Based on current industry market trends, analyst firm DFC Intelligence predicts that Microsoft's Xbox One family of consoles will break 63 million units sold in four years.
While Sony's PlayStation 4 family of systems has recently broken the 60 million sales milestone, Microsoft's own Xbox One iterative console trio isn't expected to deliver similar sales performance until 2021. In a new report, DFC Intelligence forecasts that the Xbox One console line--which includes the 2013 Xbox One, the 2016 Xbox One S, and 2017 Xbox One X--will reach cumulative sales of 63 million units by 2021. The $499 Xbox One X is expected to sell 17 million units, or 27% of total console sales, versus 46 million combined sales of the original Xbox One and revamped Xbox One S.
DFC Intelligence also predicts the video games industry will rake in $102 billion total earnings in 2017, up 8% year-over-year. Despite this strong growth, the firm notes the Xbox One has been underperforming.
"Xbox One X is an expensive system designed to appeal to a fairly narrow demographic of gamers who want high quality graphics but do not want to spend money on a high-end PC," said DFC analyst David Cole.
"The challenge is that is a fairly small addressable market, even as sales of 4K television sets start to soar. Both the Nintendo Switch or Sony PlayStation 4 offer a very strong value proposition that consumers seem to be flocking towards."
"Furthermore, the leap from 1080 to 4K resolution is simply not as revolutionary as the previous movement from standard definition to high definition.
The 4K market has been growing as more and more consumers adopt new UHD displays and buy into the latest 4K-ready consoles, including the $249 Xbox One S and $399 PlayStation 4 Pro. Sony notes that the PS4 Pro has sold 25% of all PS4 consoles sold since the system's release in November 2016.
According to analyst firm FutureSource, the adoption rate of 4K television is steadily rising. 4K UHDTVs made up 25% of all televisions sold in 2016, FutureSource reports, and the adoption of 4K TVs is expected to rise 38% in 2017 to account for more than a third of all TVs sold.
FutureSource also projects that total Xbox One game sales are expected to rise by 17% to 70 million throughout 2017 with the bulk of game sales happening in Q4 to coincide with the Xbox One X's launch.
Xbox division head Phil Spencer has frequently explained that the $499 Xbox One X isn't for everyone, but is aimed at consumers who want high-end console experiences. Mr. Spencer has outright said that he expects to sell more Xbox One S models than the new $499 4K-ready box throughout 2017 and the quarters after.
"The Xbox One X is a console so it's for someone who wants to play video games in a console environment, and it's for someone who wants the best console out there and a premium console experience. It's not for everybody," Xbox executive Phil Spencer said in a recent interview with Giant Bomb.
"Next year we're going to sell a lot more Xbox One S consoles over the X, there's no doubt. But we knew that all along and we planned for it," he said.
Mr. Spencer also iterates that one of the main tenants of the Xbox One X's design is to help facilitate the push to 4K adoption.
"I wanted to make sure that as this console comes out, that it helps build an install base and more developers are targeting 4K as an output for their games," the Xbox division head said in the same interview.
Microsoft may be behind in the console race, but the company has built strong monetization momentum with Xbox LIVE to make up for slow console sales.
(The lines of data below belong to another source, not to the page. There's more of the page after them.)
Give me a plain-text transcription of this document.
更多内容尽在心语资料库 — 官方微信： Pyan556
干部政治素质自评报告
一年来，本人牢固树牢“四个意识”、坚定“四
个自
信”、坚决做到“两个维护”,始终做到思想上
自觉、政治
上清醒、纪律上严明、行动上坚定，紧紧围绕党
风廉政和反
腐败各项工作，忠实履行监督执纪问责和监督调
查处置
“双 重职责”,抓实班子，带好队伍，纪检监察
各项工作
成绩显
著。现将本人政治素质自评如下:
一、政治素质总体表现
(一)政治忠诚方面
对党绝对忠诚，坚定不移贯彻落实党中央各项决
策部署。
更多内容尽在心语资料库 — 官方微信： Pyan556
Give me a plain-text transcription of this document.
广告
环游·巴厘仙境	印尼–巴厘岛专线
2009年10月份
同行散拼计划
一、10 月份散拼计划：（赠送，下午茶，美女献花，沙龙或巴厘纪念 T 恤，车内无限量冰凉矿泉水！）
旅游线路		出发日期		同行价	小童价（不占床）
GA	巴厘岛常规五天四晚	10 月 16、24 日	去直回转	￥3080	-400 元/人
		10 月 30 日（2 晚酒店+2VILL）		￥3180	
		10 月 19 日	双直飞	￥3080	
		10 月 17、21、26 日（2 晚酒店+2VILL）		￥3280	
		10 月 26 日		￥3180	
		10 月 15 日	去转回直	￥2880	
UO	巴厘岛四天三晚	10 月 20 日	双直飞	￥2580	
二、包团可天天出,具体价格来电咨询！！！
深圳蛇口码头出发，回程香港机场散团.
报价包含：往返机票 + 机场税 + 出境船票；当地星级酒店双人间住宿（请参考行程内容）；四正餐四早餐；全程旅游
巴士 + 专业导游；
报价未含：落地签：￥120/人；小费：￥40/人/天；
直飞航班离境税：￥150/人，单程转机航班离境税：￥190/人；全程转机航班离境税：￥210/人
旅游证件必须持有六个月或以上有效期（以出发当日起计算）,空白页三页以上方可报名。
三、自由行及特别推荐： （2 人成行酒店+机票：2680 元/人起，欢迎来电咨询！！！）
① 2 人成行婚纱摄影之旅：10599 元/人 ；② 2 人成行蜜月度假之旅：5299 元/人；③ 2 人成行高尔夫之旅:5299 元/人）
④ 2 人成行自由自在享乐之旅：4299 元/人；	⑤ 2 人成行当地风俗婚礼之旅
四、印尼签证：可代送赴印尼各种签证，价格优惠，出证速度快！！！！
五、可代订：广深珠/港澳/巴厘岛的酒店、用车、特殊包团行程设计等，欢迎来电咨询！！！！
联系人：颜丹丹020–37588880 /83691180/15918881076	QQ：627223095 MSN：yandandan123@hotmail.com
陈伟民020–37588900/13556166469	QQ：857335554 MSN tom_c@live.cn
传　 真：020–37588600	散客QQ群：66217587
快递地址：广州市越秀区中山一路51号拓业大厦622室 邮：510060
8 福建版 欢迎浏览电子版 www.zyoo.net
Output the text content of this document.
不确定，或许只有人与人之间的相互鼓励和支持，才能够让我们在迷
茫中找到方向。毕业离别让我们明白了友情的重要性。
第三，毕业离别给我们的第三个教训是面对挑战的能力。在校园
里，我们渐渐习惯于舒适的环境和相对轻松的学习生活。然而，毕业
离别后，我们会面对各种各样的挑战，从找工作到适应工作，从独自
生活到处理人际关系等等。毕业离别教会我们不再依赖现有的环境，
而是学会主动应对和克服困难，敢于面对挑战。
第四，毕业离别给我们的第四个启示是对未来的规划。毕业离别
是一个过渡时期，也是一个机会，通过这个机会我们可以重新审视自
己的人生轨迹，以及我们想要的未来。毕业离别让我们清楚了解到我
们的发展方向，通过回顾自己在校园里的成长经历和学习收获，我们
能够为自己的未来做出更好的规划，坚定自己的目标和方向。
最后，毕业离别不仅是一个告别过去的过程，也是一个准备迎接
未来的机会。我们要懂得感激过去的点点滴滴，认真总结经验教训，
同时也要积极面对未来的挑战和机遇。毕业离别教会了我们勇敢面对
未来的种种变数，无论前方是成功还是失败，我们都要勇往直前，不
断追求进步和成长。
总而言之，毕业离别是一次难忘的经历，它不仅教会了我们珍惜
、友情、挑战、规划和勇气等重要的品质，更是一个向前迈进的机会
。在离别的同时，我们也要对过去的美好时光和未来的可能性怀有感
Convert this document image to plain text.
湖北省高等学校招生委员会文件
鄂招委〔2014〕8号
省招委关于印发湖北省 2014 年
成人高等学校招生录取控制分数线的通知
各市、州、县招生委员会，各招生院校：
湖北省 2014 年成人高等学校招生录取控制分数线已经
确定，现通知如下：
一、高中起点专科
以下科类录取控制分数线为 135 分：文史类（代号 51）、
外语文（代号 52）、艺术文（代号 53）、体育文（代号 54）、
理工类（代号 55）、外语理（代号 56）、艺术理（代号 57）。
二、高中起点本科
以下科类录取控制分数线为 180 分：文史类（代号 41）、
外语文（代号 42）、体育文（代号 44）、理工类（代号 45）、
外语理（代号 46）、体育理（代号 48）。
The company has also integrated the Xbox brand with Windows 10 PCs in an attempt to future-proof its core gaming focus, ensuring Xbox is now a cross-platform gaming brand.
With this unification Microsoft has pushed past the era of console exclusives to embrace the future of digital monetization and engagement across two platforms (console and Windows 10 PCs), which is something Sony will have a hard time achieving.
With this in mind, Microsoft has found a way to significantly lessen the blow of losing in hardware sales, and has shrugged off the potential losses by becoming the fabled tortoise whereas Sony rushes forward towards the finish line as the hare.